Sunshiny cool day today. Weekends have suddenly become like manna from heaven! LOL!

Love and hugs,

J*

Dear Blue,

I'm so grateful for you as my friend. Our friendship means so much to me.
I thought of you today and was so grateful for all the support you've given me. If I DIDN'T do all that minimalising over the summertime, then this "time" would have been totally unmanageable.

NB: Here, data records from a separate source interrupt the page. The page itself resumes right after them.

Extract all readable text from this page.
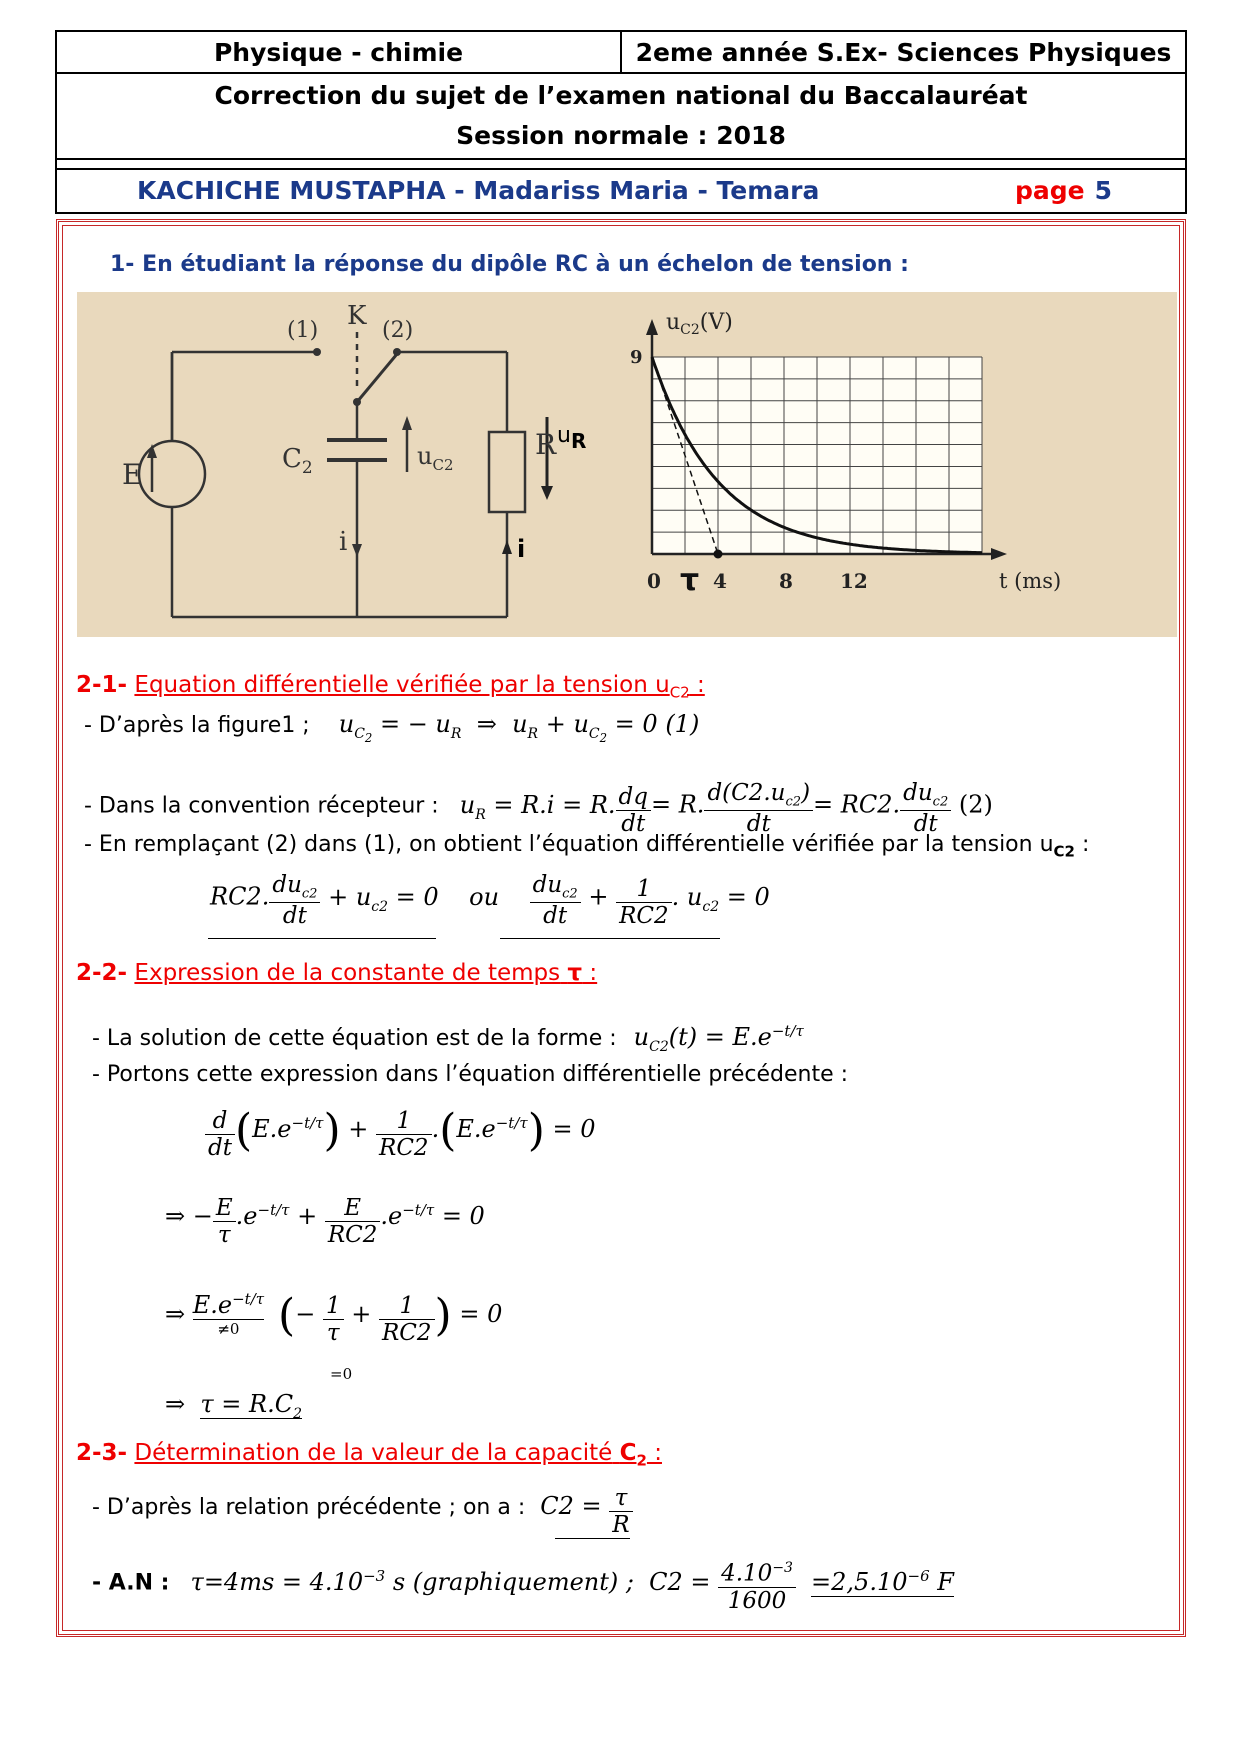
Physique - chimie	2eme année S.Ex- Sciences Physiques
Correction du sujet de l’examen national du Baccalauréat
Session normale : 2018
KACHICHE MUSTAPHA - Madariss Maria - Temara	page 5
1- En étudiant la réponse du dipôle RC à un échelon de tension :
K
(1)	(2)
E	$C_2$	$u_{C2}$
R
i
uR
i
$u_{C2}(V)$
9
0	4	8 12
τ	t (ms)
2-1- Equation différentielle vérifiée par la tension $u_{C2}$ :
- D’après la figure1 ; $u_{C_2}$ = − $u_R$  ⇒  $u_R + u_{C_2} = 0$ (1)
- Dans la convention récepteur : $u_R = R.i = R$. $\frac{dq}{dt} = R$. $\frac{d(C2.u_{c2})}{dt} = RC2$. $\frac{du_{c2}}{dt} (2)$
- En remplaçant (2) dans (1), on obtient l’équation différentielle vérifiée par la tension $u_{C2}$ :
RC2. $\frac{du_{c2}}{dt} + u_{c2} = 0$    ou $\frac{du_{c2}}{dt} + \frac{1}{RC2}$ . $u_{c2} = 0$
2-2- Expression de la constante de temps τ :
- La solution de cette équation est de la forme : $u_{C2}(t) = E.e^{-t/\tau}$
- Portons cette expression dans l’équation différentielle précédente :
$\frac{d}{dt} (E.e^{-t/\tau}) + \frac{1}{RC2} .(E.e^{-t/\tau}) = 0$
⇒ − $\frac{E}{\tau} .e^{-t/\tau} + \frac{E}{RC2} .e^{-t/\tau} = 0$
⇒ $E.e^{-t/\tau}$
≠0 (− $\frac{1}{\tau} + \frac{1}{RC2}$ ) = 0
=0
⇒  $\tau = R.C_2$
2-3- Détermination de la valeur de la capacité $C_2$ :
- D’après la relation précédente ; on a : $C2 = \frac{\tau}{R}$
- A.N : $\tau=4ms = 4.10^{-3}$ s (graphiquement) ; $C2 = \frac{4.10^{-3}}{1600} =2,5.10^{-6}$ F
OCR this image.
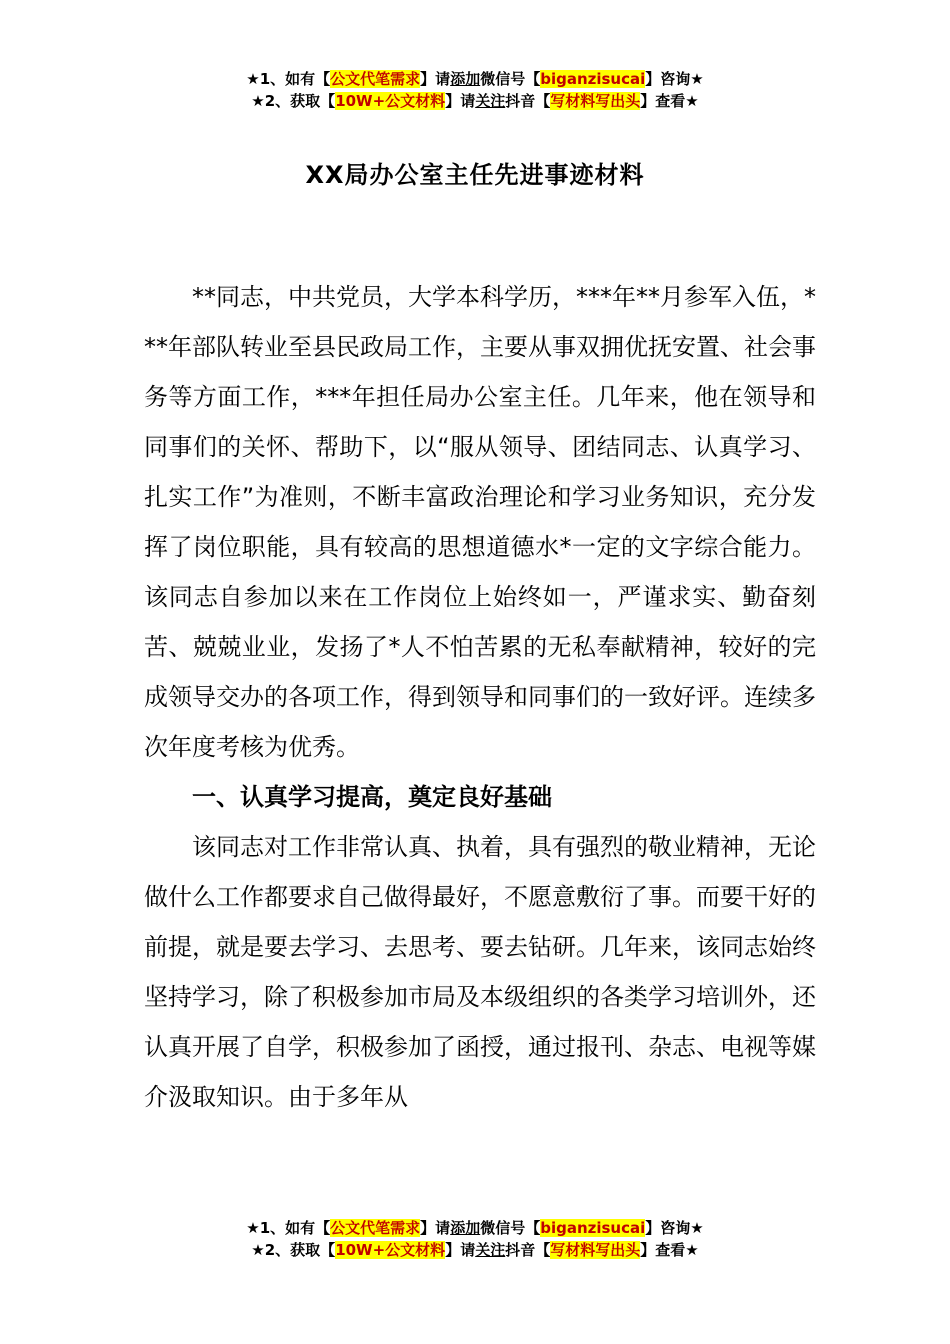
★1、如有【公文代笔需求】请添加微信号【biganzisucai】咨询★
★2、获取【10W+公文材料】请关注抖音【写材料写出头】查看★
XX局办公室主任先进事迹材料

**同志，中共党员，大学本科学历，***年**月参军入伍，***年部队转业至县民政局工作，主要从事双拥优抚安置、社会事务等方面工作，***年担任局办公室主任。几年来，他在领导和同事们的关怀、帮助下，以“服从领导、团结同志、认真学习、扎实工作”为准则，不断丰富政治理论和学习业务知识，充分发挥了岗位职能，具有较高的思想道德水*一定的文字综合能力。该同志自参加以来在工作岗位上始终如一，严谨求实、勤奋刻苦、兢兢业业，发扬了*人不怕苦累的无私奉献精神，较好的完成领导交办的各项工作，得到领导和同事们的一致好评。连续多次年度考核为优秀。

一、认真学习提高，奠定良好基础

该同志对工作非常认真、执着，具有强烈的敬业精神，无论做什么工作都要求自己做得最好，不愿意敷衍了事。而要干好的前提，就是要去学习、去思考、要去钻研。几年来，该同志始终坚持学习，除了积极参加市局及本级组织的各类学习培训外，还认真开展了自学，积极参加了函授，通过报刊、杂志、电视等媒介汲取知识。由于多年从

★1、如有【公文代笔需求】请添加微信号【biganzisucai】咨询★
★2、获取【10W+公文材料】请关注抖音【写材料写出头】查看★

Coming onto the forums to see how you were and our other friends actually motivated me to do "the impossible" lol... fix my wifi! I've always been technologically challenged lol.

Thankyou Blue!

You're not off the hook yet young lady lol, there's MORE to do!

Oh Blue we had to bury a pet today. Broke our hearts. So sad.

My baby hens are doing well. About 3h per day!

How's your finger going?
I'm so grateful you have LM and how lucky is HE! (That's not a question lol)
HE hit the jackpot with you lol.

I'm relieved you understood what I was trying to say previously.

After Sunday when Alexa and I spoke of this, our week got much worse.
Alexa's health is really precarious. She needs so much help. She's very unwell.
The mother issues continue.

So expressing this sentiment in words to you, really helped buoy me this week, it got real serious, really fast.

I wanted to ask, has all the banking / mortgage stuff settled now?
I really HOPE financials have become clearer?

I'm glad you got to get some time in to see your brother between appointments.
How's he doing?
Does he and LM get along?

It seems my brother may have given up or reduced his drinking, which is a comfort for sure!
He was told by his Dr to reduce it.
He was far more reasonable when talking the other day lol.

I've got to wash rescue poodle tonight who looks like a dirty black sheep FOR REAL lol!!
No time to take him to the groomer. They're not open on Saturday nights darn it lol.